C’est l’homme de tous les compromis – certains diront de toutes les compromissions -, prêt à vendre tout ce qu’il peut pour sortir son pays de l’ornière, même s’il faut pour cela pactiser avec ses ennemis d’hier. Nous parlons du président turc, Recep Tayyip Erdogan. On l’a vu avec les Wahhabites des pays du Golfe, on l’a vu aussi avec Israël, avec qui il refuse de divorcer totalement en dépit des horreurs qu’il lui reproche. On le voit actuellement avec la Syrie. De l’aveu même du président américain élu Donald Trump – il sait ce qu’il dit – Ankara était à la manoeuvre pour faire tomber en un temps record le président syrien Bachar al-Assad. Celui-là même qui fermait les yeux quand l’armée turque traversait la frontière pour aller massacrer des Kurdes. Erdogan a encore mieux : le “cash money” des Européens…
L’Union européenne (UE) avait promis dès la chute du dictateur syrien qu’elle allait dépenser pour requinquer la Syrie ; les Européens comme les Américains et les Qataris sont disposés à parier sur les nouveaux maîtres de Damas. Tout le monde a envie d’y croire. C’est toujours le cas quand un sanguinaire de la trempe d’al-Assad est déboulonné. La “générosité” de l’UE commencera par la Turquie – on verra plus tard avec Hayat Tahrir al-Cham (HTC) -, qui abrite près de 3 millions de réfugiés syriens. Pour aider Erdogan à porter cette charge un premier chèque de 1 milliard d’euros a été signé.
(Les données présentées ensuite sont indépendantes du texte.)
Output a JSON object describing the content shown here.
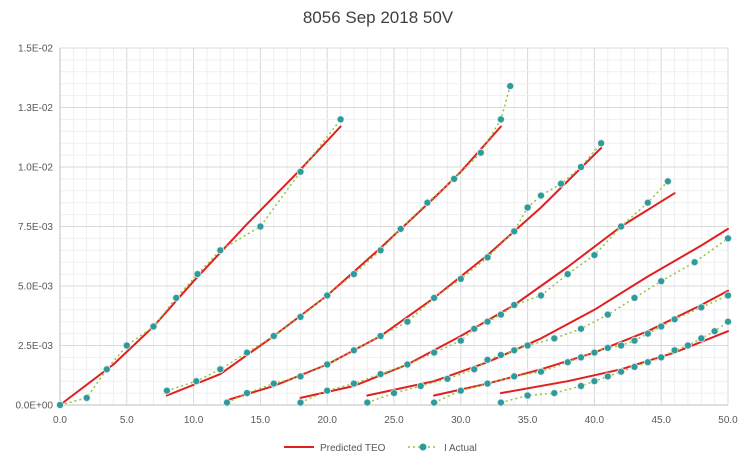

La présidente de la Commission européenne (CE), Ursula von der Leyen, était hier mardi 17 décembre à Ankara et y a rencontré l’incontournable président turc, dont le bras va jusqu’en Russie, en Ukraine, au Moyen-Orient, en Afrique, etc. Les 3 millions de Syriens sur le sol turc ne rentreront pas chez eux dans un même élan, ils ont le temps de voir venir et puis il faut que les nouvelles autorités syriennes s’organisent pour les recevoir…
En attendant l’argent des Européens financera en Turquie des programmes éducatifs et de santé publique en direction des réfugiés syriens. Il est aussi question, a déclaré Mme von der Leyen, de subventionner la gestion de la migration, des frontières et de préparer le retour progressif en Syrie des exilés.
«La chute du régime Assad donne de l’espoir au peuple syrien. L’espoir de rentrer chez eux et de reconstruire leur vie. C’est le sentiment le plus naturel qui soit. Cependant, le manque de prévisibilité exige la plus grande prudence, a affirmé Ursula von der Leyen. Une chose est donc très claire : tous les retours doivent être volontaires, sûrs et dignes. Nous travaillons avec le HCR pour nous assurer que les conditions nécessaires sont remplies», a déclaré la présidente de la CE.
Rappelons que depuis 2011 l’UE a fait 2 versements de 3 milliards d’euros chacun pour qu’Ankara garde sur son sol les réfugiés syriens ; d’autres enveloppes ont suivi et globalement la Turquie a encaissé quelque 10 milliards d’euros. Le moins qu’on puisse dire est que l’accueil des déshérités syriens n’est pas complètement désintéressé. A ajouter aux dividendes de la fuite d’al-Assad, en premier la manne de la reconstruction du pays. Les Turcs, dont on connait le savoir-faire en la matière, ont une belle carte à jouer. Erdogan gagne à tous les coups.